Peggy Jaeger’s love of writing began in the third grade when she won her first writing contest with a short story titled THE CLOWN. After that, there was no stopping her. Throughout college and after she became a Registered Nurse, she had several Nursing Journal articles published, in addition to many mystery short stories in Literary Magazines. When her daughter was born, Peggy had an article titled THE VOICES OF ANGELS published and reprinted in several parenting magazines, detailing the birth and the accident that almost turned this wonderful event into a tragedy. She had two children’s books published in 1995 titled THE KINDNESS TALES and EMILY AND THE EASTER EGGS, which was illustrated by her artist Mother-in-Law. While her daughter grew, Peggy would write age appropriate stories for her to read along with, and finally, to read on her own. Her YA stories are usually mysteries involving smart and funny 12-13 year old girls and an unusual collection of friends and relatives. They all take place in the 1980’s.

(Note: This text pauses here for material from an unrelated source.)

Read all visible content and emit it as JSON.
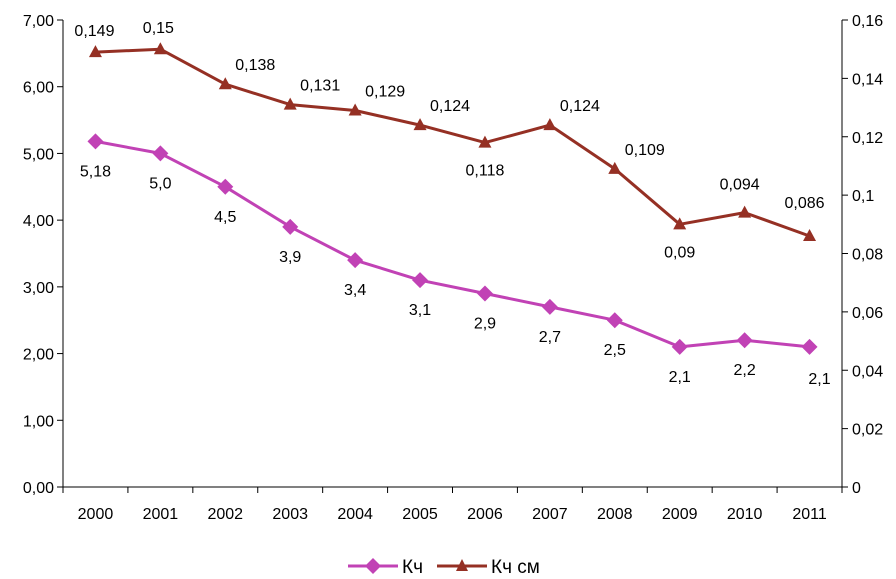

In 2005 she was thrilled to have an article on motherhood placed in the CHICKEN SOUP FOR VERY MOTHER’S SOUL edition. She has won several awards in various Writer’s Digest short story and personal article categories over the years. Recently, she has placed first in the Dixie Kane 2013 Memorial Contest in the Short/Long Contemporary romance Category, and in the Single Title Contemporary Category, and third place in the ICO Romance Contest for 2013.
A life-long and avid romance reader and writer, she is a member of RWA and her local New Hampshire RWA Chapter.
Peggy has embraced the techno age and writes for three blogs, all detailing events in her life. One titled, 50 pounds for 50 years is a personal blog about weight loss, one about her life as an EMPTY NESTER and her most recent one MOMENTS FROM MENOPAUSE, a humorous and informative guide through this time in a woman’s life.
Her first romance novel, SKATER’S WALTZ, book 1 in the MacQuire Women Series, was released on March 4, 2015 from the Wild Rose Press. The second book in the series, There’s No Place Like Home will be released on May 6.